With all these issues in mind, Singapore cannot be lulled into a false sense of security given its relative state of harmony today.
"Our stability and harmony cannot be founded on the shallow foundations of tolerance," Prof Tan says. "We really need to go beyond tolerance and forbearance to seek genuine understanding, recognition, and protection of the diversity that is an integral part of Singapore."
Nonetheless, Singapore's move to sign the United Nations convention to eliminate all forms of racial discrimination is significant, and will boost Singapore's standing in the international community.
There may be some policies on race that could be deemed by others as at odds with this commitment - but the Government also has the opportunity to make known its position on these areas, and make the point that they have the overall aim of preserving racial harmony.

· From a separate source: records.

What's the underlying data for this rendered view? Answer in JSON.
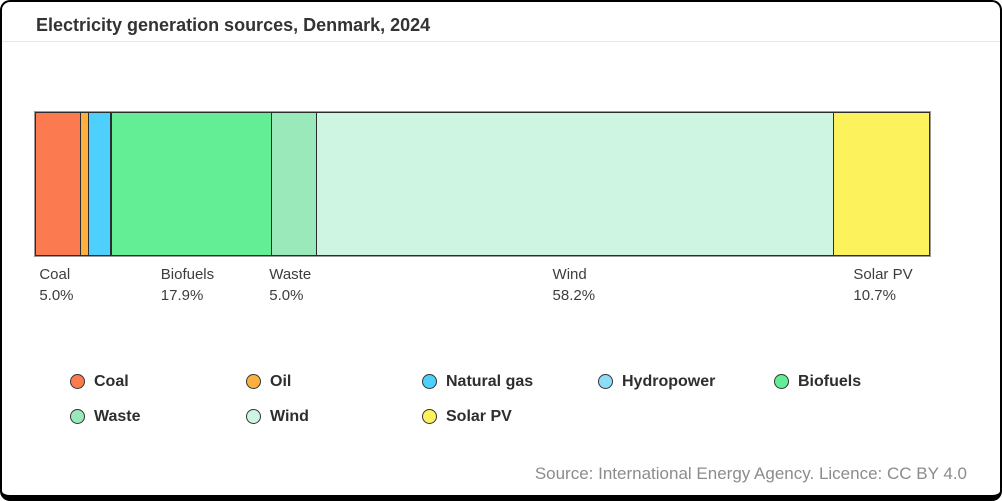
{
  "chart": {
    "title": "Electricity generation sources, Denmark, 2024",
    "source": "Source: International Energy Agency. Licence: CC BY 4.0"
  },
  "chart_data": {
    "type": "bar",
    "subtype": "horizontal-stacked-single-bar",
    "title": "Electricity generation sources, Denmark, 2024",
    "unit": "%",
    "xlim": [
      0,
      100
    ],
    "grid": false,
    "legend_position": "bottom",
    "colors": {
      "segment_border": "#2d2d2d",
      "bar_outline": "#9a9a9a",
      "text": "#3d3d3d",
      "source_text": "#8c8c8c"
    },
    "segments": [
      {
        "name": "Coal",
        "value": 5.0,
        "label": "5.0%",
        "labeled": true,
        "color": "#FB7A50"
      },
      {
        "name": "Oil",
        "value": 0.7,
        "label": "",
        "labeled": false,
        "color": "#FBB040"
      },
      {
        "name": "Natural gas",
        "value": 2.4,
        "label": "",
        "labeled": false,
        "color": "#4DD0FC"
      },
      {
        "name": "Hydropower",
        "value": 0.05,
        "label": "",
        "labeled": false,
        "color": "#8FDCF8"
      },
      {
        "name": "Biofuels",
        "value": 17.9,
        "label": "17.9%",
        "labeled": true,
        "color": "#63EE95"
      },
      {
        "name": "Waste",
        "value": 5.0,
        "label": "5.0%",
        "labeled": true,
        "color": "#99E9BB"
      },
      {
        "name": "Wind",
        "value": 58.2,
        "label": "58.2%",
        "labeled": true,
        "color": "#CEF5E1"
      },
      {
        "name": "Solar PV",
        "value": 10.7,
        "label": "10.7%",
        "labeled": true,
        "color": "#FCF35C"
      }
    ]
  }
}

As Speaker of Parliament Halimah Yacob said last month: "The signing of this convention attests to our confidence and the strength of our race relations here, as member states signing this convention will have to submit reports regularly and be subject to UN scrutiny.
"We are already practising the principles enunciated under the convention, so signing it is a logical step."
But addressing matters of race, and tackling discrimination, cannot be about the authorities alone, even though they play a key role.
Mr Baey Yam Keng, Parliamentary Secretary for Culture, Community and Youth, tells Insight: "We recognise the need to continually review and adjust our policies, in consultation with the community, if changes are warranted."
"We would like to call on every Singaporean to do his part, too, to strengthen racial harmony and combat racial discrimination. Together, we can ensure that racial discrimination will have no place in Singapore; and that our future generations will value and respect diversity."